Enfin, ce qui est méconnu c’est aussi la résilience psychologique nécessaire à la pérennisation d’une
carrière dans ces conditions. Cela passe notamment par la tenacité dans les
activités périmusicales (démarchage, constitution de réseaux, etc.), en
combinant une bonne dose de confiance en soi et une capacité à analyser sa
situation professionnelle de manière réaliste.
3) Comment voyez-vous l’évolution de ce métier dans les années à
venir ?
La tendance est à un durcissement des conditions d’accès à l’indemnisation
des intermittents, et à une lutte contre les "fraudes", les "abus" (en tout
cas ceux des plus faibles… le groupe Bouygues, au contraire, peut
continuer à s’asseoir sur le droit du travail, à TF1 comme sur les chantiers
géants). Il me semble toutefois difficile de faire fermer tous les lieux
underground au nom d’une chasse à la fraude, d’une "moralisation" de
l’activité, et on n’a heureusement pas inventé de test ADN pour distinguer
les "bons" et les "mauvais" musiciens.
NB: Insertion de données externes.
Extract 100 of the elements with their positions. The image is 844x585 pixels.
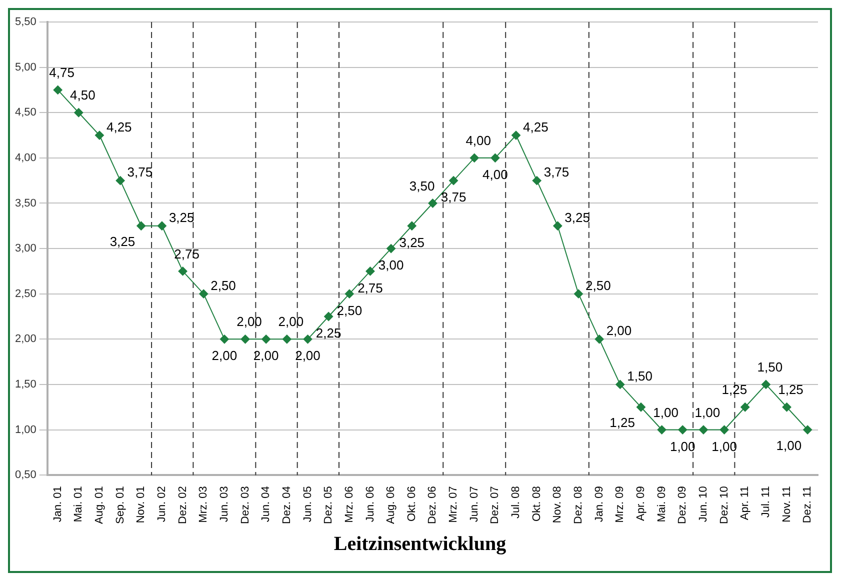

On peut donc supposer que la partie
immergée de l’iceberg musical, celle des caves de bars, des squats, des
micro-labels, celle qui est souvent à la fois plus "artisanale" et
"artistique" que "professionnelle" existera toujours comme terrain
d’émergence de la partie visible, encadrée, subventionnée ou
subventionnable, relevant officiellement de la "création".
L’enjeu pour l’avenir est probablement de ne pas opposer les espaces
socio-esthétiques de manière définitive et essentialiste, mais au contraire
de renforcer les ponts, les possibilités de passage de l’un à l’autre.
Ainsi, la disqualification sociale de la "part d’ombre" des pratiques
musicales me semble constituer, politiquement, économiquement et
culturellement, une erreur fondamentale.